We track Asian economies on a day-to-day basis through a myriad of indicators, but looking at within-country or within-region vulnerability ignores the fact the global investors don’t look at Asia as an asset class. Vast sums of investment go into funds under the heading of EM. When interest rates rise in the US or when the Chinese renminbi sells off, the impact of such events manifest in portfolio rebalancing that occurs across the EM space.
In our exercise, we look at 27 key EM economies and assess their macro position across a variety of vulnerability indicators. The analysis is both cross section and time series, and the rankings obtained are usefully visualised through a heatmap. Key indicators are foreign exchange reserves, fiscal balance, private and public sector debt, external (hard currency) debt, savings-investment balance, gross external funding requirement, and real exchange rate. We examine the evolution of these indicators across cross section and time series data, which allows us to glean shifts in relative vulnerability.
Key findings:
Vulnerabilities in many EM economies have worsened in recent years from weaker public finances, increases in already elevated debt levels, while uneven reserve coverage for foreign obligations and exchange rate gaps persist. Brazil, Argentina, Colombia, Chile, Egypt, Hungary, and South Africa sit at the bottom of our rankings.
These economies exhibit a combination of weak reserves and low coverage of foreign obligations, high government debt due to persistent fiscal deficits, unfavourable savings-investment balances, and in several cases, sizeable currency misalignments. In contrast, Peru continues to rank near the top, highlighting its resilience relative to vulnerable Latin American peers. This is underpinned by strong external metrics - high reserves coverage and low external debt – alongside low government and private debt, and a moderate savings-investment surplus.
EM Asia continues to be relatively healthy. Taiwan, Vietnam, Thailand, and South Korea rank among the strongest performers. Taiwan retains the top position, driven by a very large savings-investment surplus, strong reserves, and low public and external debt, despite elevated private debt. Vietnam’s strong #3 ranking reflects favourable external metrics, including a high savings-investment surplus, low external debt, and minimal currency misalignment, as well as low government debt, despite high private debt driven by rapid credit growth. Conversely, China, India, and Malaysia lag within Asia, mainly due to high private and/or public debt burdens. However, China benefits from healthy external metrics, while Malaysia’s weaknesses are partly mitigated by a positive savings-investment balance, limited currency misalignment, and a narrowing fiscal deficit.

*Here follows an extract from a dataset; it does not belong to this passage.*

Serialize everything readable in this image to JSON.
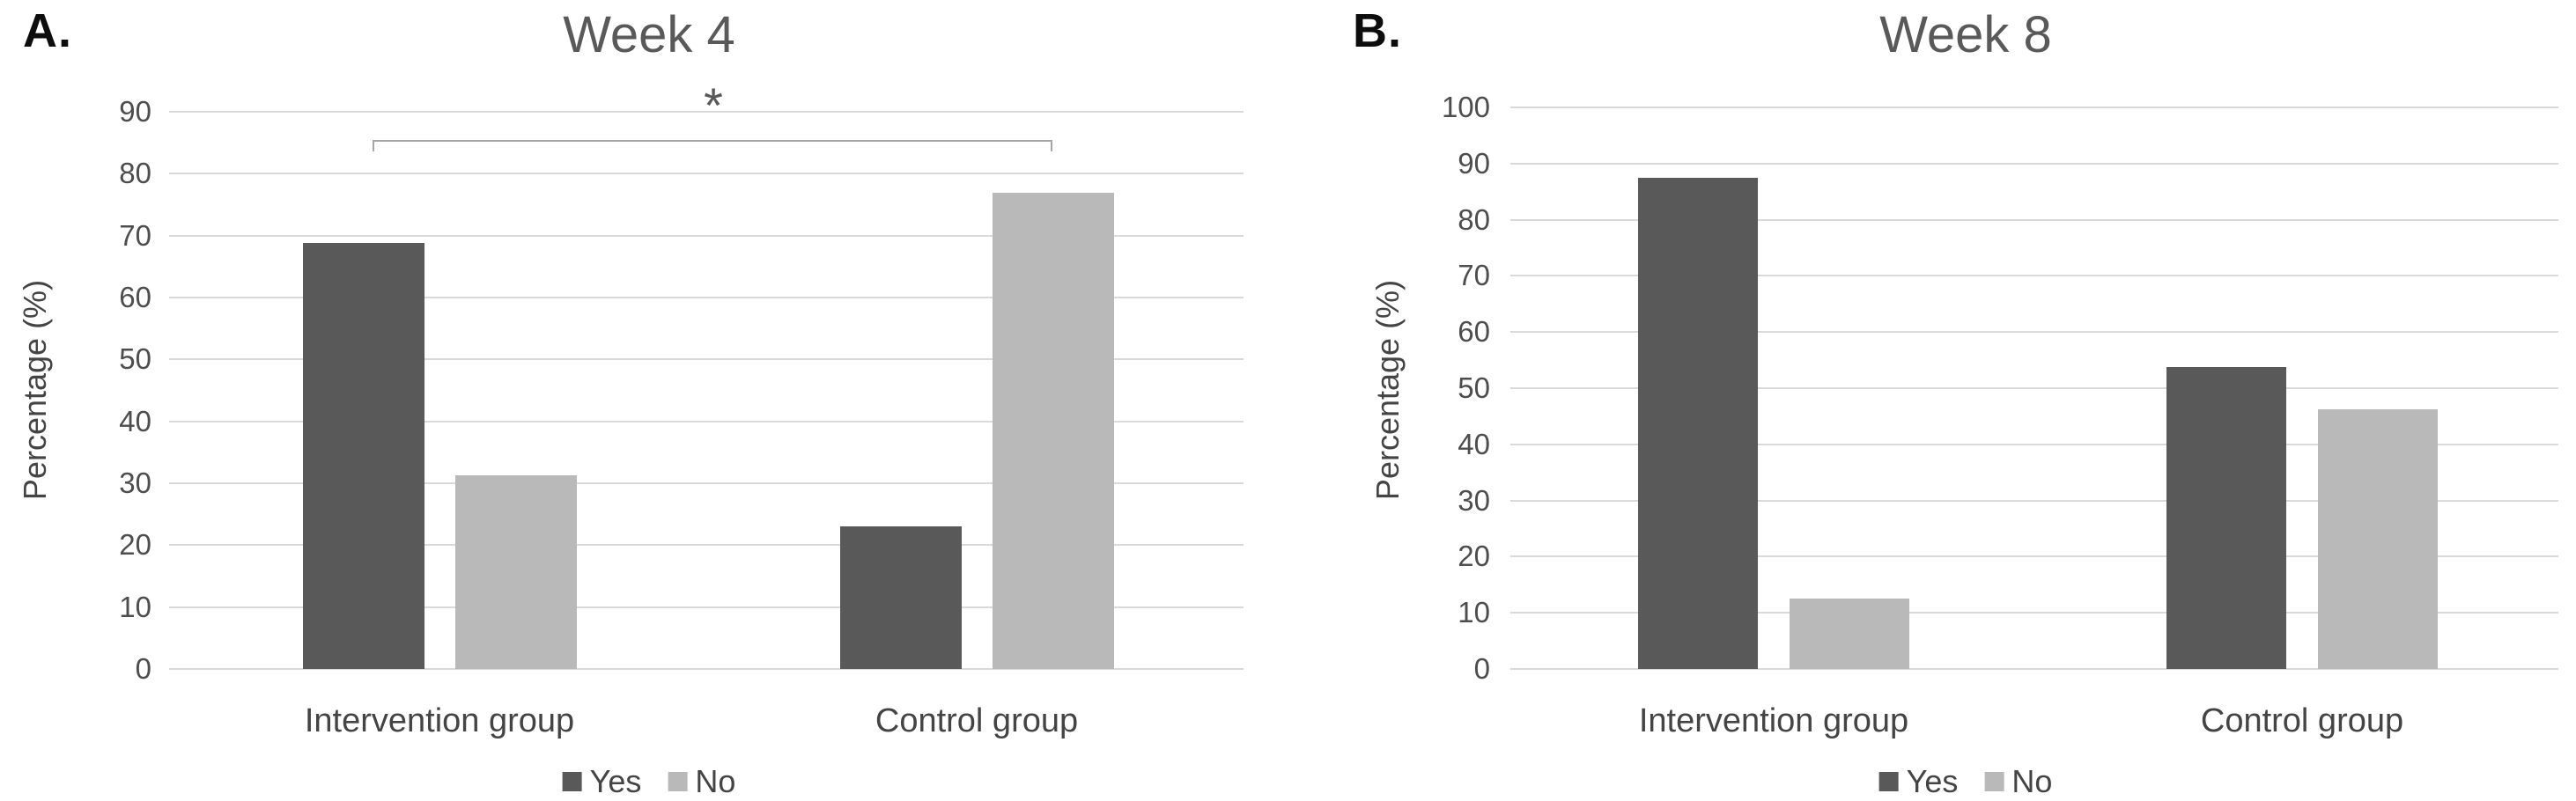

Energy exporters remain clustered at the stronger end, including Middle Eastern economies (UAE, Qatar, and Saudi Arabia), and Russia. Their favourable rankings are supported by relatively low government debt, healthy external buffers in reserves and savings and investment surpluses, as well as generally limited currency misalignment. However, the Middle East conflict, which has yet to resolve despite the interim peace deal, poses uncertainty to their outlook, particularly as energy supplies are disrupted.
Within Asia, trend over time is mixed. Vietnam has improved steadily to its current ranking, driven by broad-based progress. Thailand’s position has also improved, underpinned by stronger external metrics and lower private debt, despite rising overall public debt used to support lagging growth. Indonesia has slipped after a few years of stability, as public finances weakened and currency misalignment widened, while Malaysia has not shifted materially.
China has weakened gradually over the past three years, driven by high and rising private debt and worsening public finances. India’s ranking has remained broadly stable, driven by steady reserve metrics, and improvements in the savings-investment balance and public finances, despite higher external and private debt.